С. 126. Прелюбопытный, однако же, труд можно было бы написать о том, что такое людские суждения и что такое мораль на сцене, а назвать его хорошо бы: О влиянии заглавия.
С. 130. В трагедиях все королевы и принцессы пылают страстью и с бОльшим или меньшим успехом с нею справляются, - это считается дозволенным, а вот в комедиях обыкновенной смертной нельзя, видите ли, бороться с малейшей слабостью! О могучее влияние названия! О обоснованность и последовательность мнений! В зависимости от жанра сегодня осуждается то, что ещё вчера одобрялось. А между тем основа обоих жанров одна и та же: добродетели без жертвы не бывает.
С. 142. Как только сюжет у меня сложился, я вызываю действующих лиц и ставлю их в определённые положения…Что они будут говорить, это мне неизвестно; что они будут делать, вот что занимает меня.
С. 146. Я пишу это вовсе не для современных читателей; повесть о слишком хорошо нам известном зле трогает мало, но лет через восемьдесят она принесёт пользу. Будущие писатели сравнят свою участь с нашей, а наши дети узнают, какою ценой добивались возможности развлекать отцов.
С. 147. Лафонтен:
Брать всё и делать всё ничтожным –
Вот что дано дельцам вельможным.
С. 222.
Сюзанна. Разве бывает несколько правд?
Фигаро. Ну да! Как только было замечено, что с течением времени старые бредни становятся мудростью, а старые маленькие небылицы, довольно небрежно сплетённые, порождают большие-пребольшие истины, на земле сразу развелось видимо-невидимо правд. Есть такая правда, которую все знают, но о которой умалчивают, потому что не всякую правду можно говорить. Есть такая правда, которую все расхваливают, да не от чистого сердца, потому что не всякой правде можно верить.
С. 238.
Фигаро. Глупости, проникающие в печать, приобретают силу лишь там, где их распространение затруднено, …где нет свободы критики, там никакая похвала не может быть приятна и…только мелкие людишки боятся мелких статеек.
***
С. 262. Слёзы, проливаемые в театре над страданиями вымышленными, не столь мучительными, как те, которыми изобилует жестокая действительность, – это слёзы сладостные. Когда человек плачет, он становится лучше. Пожалеешь кого-нибудь – и после этого чувствуешь себя таким добрым!
С. 267. Последнее её распоряжение перед сном отравило мне всю ночь…
С. 269. Фигаро. Всё, что он говорит…это лишь то, что он находит нужным сказать! Нет, надо ловить каждое слово, которое у него невзначай срывается с языка, малейшее его движение, выражение лица, - вот где сквозит тайна души!
С. 279.
Граф.
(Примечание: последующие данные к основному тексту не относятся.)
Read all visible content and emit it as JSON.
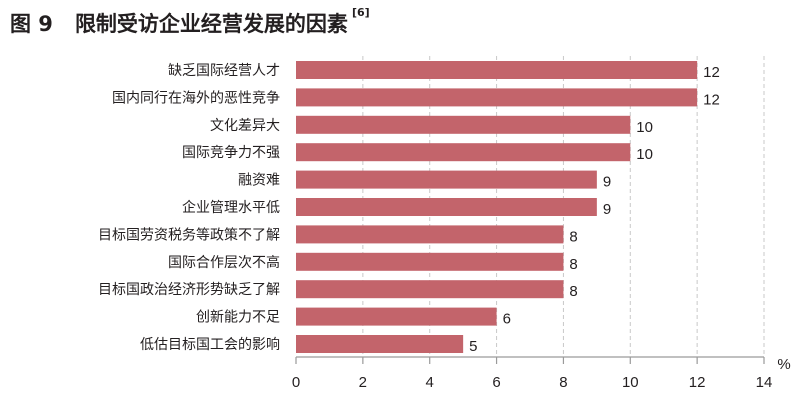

Итак, вместо того, чтобы готовиться к морскому путешествию, стараться быть достойным рыцарского поприща, вы наживаете себе врагов? Вы занимаетесь сочинительством, пишете в современном духе…Скоро нельзя будет отличить дворянина от учёного!
С. 323. Графиня. Твой инстинктивный страх оказался мудрее нашей опытности.